The announcement from FIFA that the Australia-New Zealand bid had won selection for the 2023 women’s World Cup has sent the football community over the moon.
The Socceroos squad selected to play South Korea was thoroughly average. Graham Arnold needs to do better than that for 2022.
While they held their own against one of the top teams in Asia, they never really managed to be a serious threat. Australia had only six shots on goal with just one on target while South Korea managed just four shots on goal with two on target.
This result fits into the pattern already seen in both the Russian World Cup and the Asian Cup in the UAE.
In Russia the Socceroos failed to score a single goal in open play from their three group-stage matches, while in the UAE they failed to score in three of their five games. That’s simply not good enough, nor is the result against South Korea.
In addition to the poor goalscoring record there is also the same issue of recycling the same old players who have already been tried and who have repeatedly failed. Most of them are over 25 and some of have previously played under Graham Arnold, yet he still went back to them anyway.
If he wants to keep his job, Arnold will need to select a much stronger team. It’s hard to say from this far out who should make the squad for Qatar, but I’ll have a go based upon the best available information I can find.
Starting at the pointy end with the strikers, there are several players to choose from.
Martin Boyle has already proven himself with the Socceroos and would be most people’s favourite for the role, while Mathew Leckie is also in the mix and is often brought up in these discussions. If you’re looking to the future, you have John Iredale, Moudi Najjar and Nikodah Smith, all of whom are strong contenders.

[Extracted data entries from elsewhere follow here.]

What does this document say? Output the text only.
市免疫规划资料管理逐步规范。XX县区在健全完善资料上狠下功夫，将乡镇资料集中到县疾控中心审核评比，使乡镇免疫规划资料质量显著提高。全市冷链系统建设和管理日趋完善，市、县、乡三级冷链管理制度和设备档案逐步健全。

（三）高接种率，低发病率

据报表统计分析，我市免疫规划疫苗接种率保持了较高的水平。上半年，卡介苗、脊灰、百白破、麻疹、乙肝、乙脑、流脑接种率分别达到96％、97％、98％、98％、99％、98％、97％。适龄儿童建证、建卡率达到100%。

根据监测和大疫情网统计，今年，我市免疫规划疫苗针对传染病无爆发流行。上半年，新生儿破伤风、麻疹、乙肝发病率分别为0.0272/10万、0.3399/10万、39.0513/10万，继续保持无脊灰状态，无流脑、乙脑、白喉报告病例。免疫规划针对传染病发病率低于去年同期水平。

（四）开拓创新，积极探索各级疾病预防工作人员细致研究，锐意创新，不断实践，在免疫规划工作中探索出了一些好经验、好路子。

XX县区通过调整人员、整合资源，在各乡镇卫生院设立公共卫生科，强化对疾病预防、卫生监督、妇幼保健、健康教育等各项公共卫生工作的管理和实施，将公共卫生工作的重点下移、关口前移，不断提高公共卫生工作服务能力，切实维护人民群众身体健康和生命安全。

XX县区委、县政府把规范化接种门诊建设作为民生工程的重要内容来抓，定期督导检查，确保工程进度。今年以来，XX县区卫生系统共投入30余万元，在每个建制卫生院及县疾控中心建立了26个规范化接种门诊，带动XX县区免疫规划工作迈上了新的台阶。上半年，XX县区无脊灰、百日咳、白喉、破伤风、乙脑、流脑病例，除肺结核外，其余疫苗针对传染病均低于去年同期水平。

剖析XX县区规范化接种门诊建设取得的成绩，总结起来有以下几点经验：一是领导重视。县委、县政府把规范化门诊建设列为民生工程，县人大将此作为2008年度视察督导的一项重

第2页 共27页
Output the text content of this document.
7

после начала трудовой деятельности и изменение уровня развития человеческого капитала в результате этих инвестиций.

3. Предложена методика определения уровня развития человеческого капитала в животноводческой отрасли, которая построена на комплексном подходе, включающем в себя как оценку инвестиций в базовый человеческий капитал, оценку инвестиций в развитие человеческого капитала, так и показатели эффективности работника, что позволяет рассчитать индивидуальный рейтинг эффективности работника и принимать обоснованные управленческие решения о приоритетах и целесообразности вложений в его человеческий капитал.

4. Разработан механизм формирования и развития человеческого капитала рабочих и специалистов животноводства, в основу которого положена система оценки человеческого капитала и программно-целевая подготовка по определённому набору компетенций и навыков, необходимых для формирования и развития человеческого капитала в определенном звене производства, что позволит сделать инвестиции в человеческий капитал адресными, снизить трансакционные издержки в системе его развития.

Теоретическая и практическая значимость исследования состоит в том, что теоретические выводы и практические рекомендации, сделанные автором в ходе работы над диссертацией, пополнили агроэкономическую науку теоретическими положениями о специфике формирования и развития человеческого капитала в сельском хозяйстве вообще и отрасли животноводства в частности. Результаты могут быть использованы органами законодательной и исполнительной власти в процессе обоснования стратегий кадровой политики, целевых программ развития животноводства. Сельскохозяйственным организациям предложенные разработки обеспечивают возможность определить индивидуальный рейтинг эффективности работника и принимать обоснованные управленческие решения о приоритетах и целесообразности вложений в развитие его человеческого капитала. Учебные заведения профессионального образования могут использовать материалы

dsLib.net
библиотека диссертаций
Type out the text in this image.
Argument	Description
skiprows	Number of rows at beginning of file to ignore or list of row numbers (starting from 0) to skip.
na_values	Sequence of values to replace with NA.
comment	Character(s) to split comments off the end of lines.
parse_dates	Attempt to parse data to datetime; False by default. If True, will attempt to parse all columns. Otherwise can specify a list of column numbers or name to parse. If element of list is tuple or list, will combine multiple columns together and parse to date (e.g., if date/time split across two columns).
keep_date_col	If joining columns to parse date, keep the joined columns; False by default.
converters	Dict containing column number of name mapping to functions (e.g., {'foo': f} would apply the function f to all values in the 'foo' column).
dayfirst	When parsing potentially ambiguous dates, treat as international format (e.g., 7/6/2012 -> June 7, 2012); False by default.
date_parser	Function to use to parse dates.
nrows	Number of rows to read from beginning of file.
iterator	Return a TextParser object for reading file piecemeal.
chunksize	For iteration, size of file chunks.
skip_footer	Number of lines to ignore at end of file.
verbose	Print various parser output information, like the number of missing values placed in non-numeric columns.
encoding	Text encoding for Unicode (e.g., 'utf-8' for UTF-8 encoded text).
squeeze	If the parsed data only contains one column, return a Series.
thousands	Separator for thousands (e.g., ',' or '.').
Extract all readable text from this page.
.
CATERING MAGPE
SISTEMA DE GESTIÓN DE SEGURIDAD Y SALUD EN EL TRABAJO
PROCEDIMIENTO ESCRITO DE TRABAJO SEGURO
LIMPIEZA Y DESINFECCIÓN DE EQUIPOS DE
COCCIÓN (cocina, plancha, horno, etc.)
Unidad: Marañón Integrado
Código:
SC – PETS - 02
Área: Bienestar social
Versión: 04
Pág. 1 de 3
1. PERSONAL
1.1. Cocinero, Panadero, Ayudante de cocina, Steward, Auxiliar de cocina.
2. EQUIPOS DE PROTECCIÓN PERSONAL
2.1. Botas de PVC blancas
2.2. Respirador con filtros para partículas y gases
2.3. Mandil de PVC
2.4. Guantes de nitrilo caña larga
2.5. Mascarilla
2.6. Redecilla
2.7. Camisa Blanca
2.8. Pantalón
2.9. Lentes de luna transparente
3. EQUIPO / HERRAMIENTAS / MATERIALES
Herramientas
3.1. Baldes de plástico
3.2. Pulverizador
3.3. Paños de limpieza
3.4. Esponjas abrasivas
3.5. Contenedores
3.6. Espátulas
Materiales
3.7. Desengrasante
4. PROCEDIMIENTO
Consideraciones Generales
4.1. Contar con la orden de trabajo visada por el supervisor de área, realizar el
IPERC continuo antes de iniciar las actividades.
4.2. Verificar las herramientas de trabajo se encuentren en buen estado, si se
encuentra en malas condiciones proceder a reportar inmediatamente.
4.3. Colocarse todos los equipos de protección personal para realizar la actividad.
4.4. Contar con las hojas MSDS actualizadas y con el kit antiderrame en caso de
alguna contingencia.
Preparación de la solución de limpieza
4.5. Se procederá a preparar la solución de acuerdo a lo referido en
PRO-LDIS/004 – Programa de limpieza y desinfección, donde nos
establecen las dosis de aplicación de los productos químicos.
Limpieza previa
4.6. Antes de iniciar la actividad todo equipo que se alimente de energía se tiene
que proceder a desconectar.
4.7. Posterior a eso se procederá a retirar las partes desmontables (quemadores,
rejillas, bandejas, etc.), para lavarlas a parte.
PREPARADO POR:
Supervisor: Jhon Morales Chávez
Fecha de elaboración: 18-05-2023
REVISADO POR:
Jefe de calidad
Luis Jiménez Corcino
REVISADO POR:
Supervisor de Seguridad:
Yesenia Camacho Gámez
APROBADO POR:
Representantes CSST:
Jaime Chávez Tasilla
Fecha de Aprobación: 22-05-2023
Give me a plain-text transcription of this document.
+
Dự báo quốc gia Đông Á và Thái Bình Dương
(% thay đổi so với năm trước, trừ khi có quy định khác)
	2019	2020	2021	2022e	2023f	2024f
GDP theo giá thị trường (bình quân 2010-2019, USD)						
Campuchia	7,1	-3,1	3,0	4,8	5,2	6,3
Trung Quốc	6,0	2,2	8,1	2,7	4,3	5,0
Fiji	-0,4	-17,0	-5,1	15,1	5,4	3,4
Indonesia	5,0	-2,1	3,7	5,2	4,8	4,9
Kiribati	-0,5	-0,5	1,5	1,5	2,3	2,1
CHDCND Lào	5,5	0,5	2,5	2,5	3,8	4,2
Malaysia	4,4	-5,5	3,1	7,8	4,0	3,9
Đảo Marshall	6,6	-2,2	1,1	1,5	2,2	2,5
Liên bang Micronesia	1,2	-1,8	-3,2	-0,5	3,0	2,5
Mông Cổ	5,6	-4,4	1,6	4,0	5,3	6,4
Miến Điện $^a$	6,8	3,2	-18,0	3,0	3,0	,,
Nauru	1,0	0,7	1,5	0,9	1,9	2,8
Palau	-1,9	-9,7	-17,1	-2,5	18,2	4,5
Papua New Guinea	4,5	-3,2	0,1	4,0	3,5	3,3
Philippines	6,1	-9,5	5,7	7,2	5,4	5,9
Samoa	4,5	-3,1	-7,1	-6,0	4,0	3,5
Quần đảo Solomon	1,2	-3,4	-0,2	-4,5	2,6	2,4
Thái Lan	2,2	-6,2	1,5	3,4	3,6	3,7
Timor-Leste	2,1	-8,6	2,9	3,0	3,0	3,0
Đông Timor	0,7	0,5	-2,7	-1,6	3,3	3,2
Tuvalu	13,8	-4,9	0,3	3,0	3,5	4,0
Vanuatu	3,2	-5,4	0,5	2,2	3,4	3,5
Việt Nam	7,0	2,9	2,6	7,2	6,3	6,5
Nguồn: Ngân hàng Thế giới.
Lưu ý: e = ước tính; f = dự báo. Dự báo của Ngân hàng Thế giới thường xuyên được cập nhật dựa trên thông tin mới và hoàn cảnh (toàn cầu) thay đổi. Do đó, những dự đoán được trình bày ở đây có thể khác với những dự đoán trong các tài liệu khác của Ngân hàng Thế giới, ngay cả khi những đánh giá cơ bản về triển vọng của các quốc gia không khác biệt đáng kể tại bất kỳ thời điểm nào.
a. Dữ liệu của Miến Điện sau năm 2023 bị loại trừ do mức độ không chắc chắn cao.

In the attacking three there are a swathe of players from whom to choose.
These options include Daniel Arzani, Reno Piscopo, Tyrese Francois, Alexander Robertson, Awer Mabil, Chris Ikonomidis, Ramy Najjarine, Denis Genreau, Ben Folami and Tom Rogic. The best dribblers from this group are probably Arzani, Piscopo, Francois and Najjarine.
Behind them in the double pivot there are several options in contention.
Among these are Aaron Mooy, Mustafa Amini, Sebastian Pasquali, Masimo Luongo and Riley McGree, and Cian Cuba might pop up as a complete outsider. Cuba seems to have a lot of talent and would have to be among the top ten dribblers in Australia going by his highlights video, but he hasn’t yet made it into an A-League side for whatever reason. If he does secure a contract before the World Cup, he might just make the extended squad.
When it comes to the defensive line, they’re going to leak goals no matter who you choose, so I’ll try something different and say Aziz Behich, Mile Jedinak, Mustafa Amini and Josh Risdon. But I still have to narrow down the other lines first to get to a starting line-up.
At the tip of the spear it’s a toss-up between Boyle and Leckie. Of the two, Leckie is the better dribbler but Boyle is better at cleaning up the scraps and finishing, which is where the Socceroos often fall down. Iredale, Najjar and Smith are all well in contention but are largely unknown quantities and aren’t as creative. Out of all of them I’d go with Boyle as striker.
In the attacking three there are more options to choose from. The best four dribblers among them are Arzani, Piscopo, Francois and Najjarine. The two I would definitely pick are Arzani and Francois, who are the two best dribblers in Australia, which leaves a choice between Piscopo and Najjarine. I don’t know enough about Najjarine as a newcomer, so I’ll pick Piscopo, who played for Inter Milan’s youth side and who Graham Arnold praised as being “Arzani-like”.
Moving on to the double pivot and there’s a bit more to think about. The three known quantities are Mooy, Luongo and Amini, while Pasquali and McGree are newbies and Cuba could be a dark horse. Any of these players would make a good combination, but the best choice would be Mooy for his experience in the EPL and Pasquali for his vision, passing and technical skills.
Putting it all together the best line-up would be as follows:
Reno Piscopo, Tyrese Francois, Daniel Arzani
Aaron Mooy, Sebastian Pasquali
Aziz Behich, Mile Jedinak, Mustafa Amini, Josh Risdon
The weakest part of the chain is in defence, but in the front six things are much stronger, particularly in the attacking three, where we have some world-class dribblers.
This would make a very strong line-up for Qatar and I’d give them a good chance of making it out of the group stage – so long as Graham Arnold chooses them or players quite similar, that is.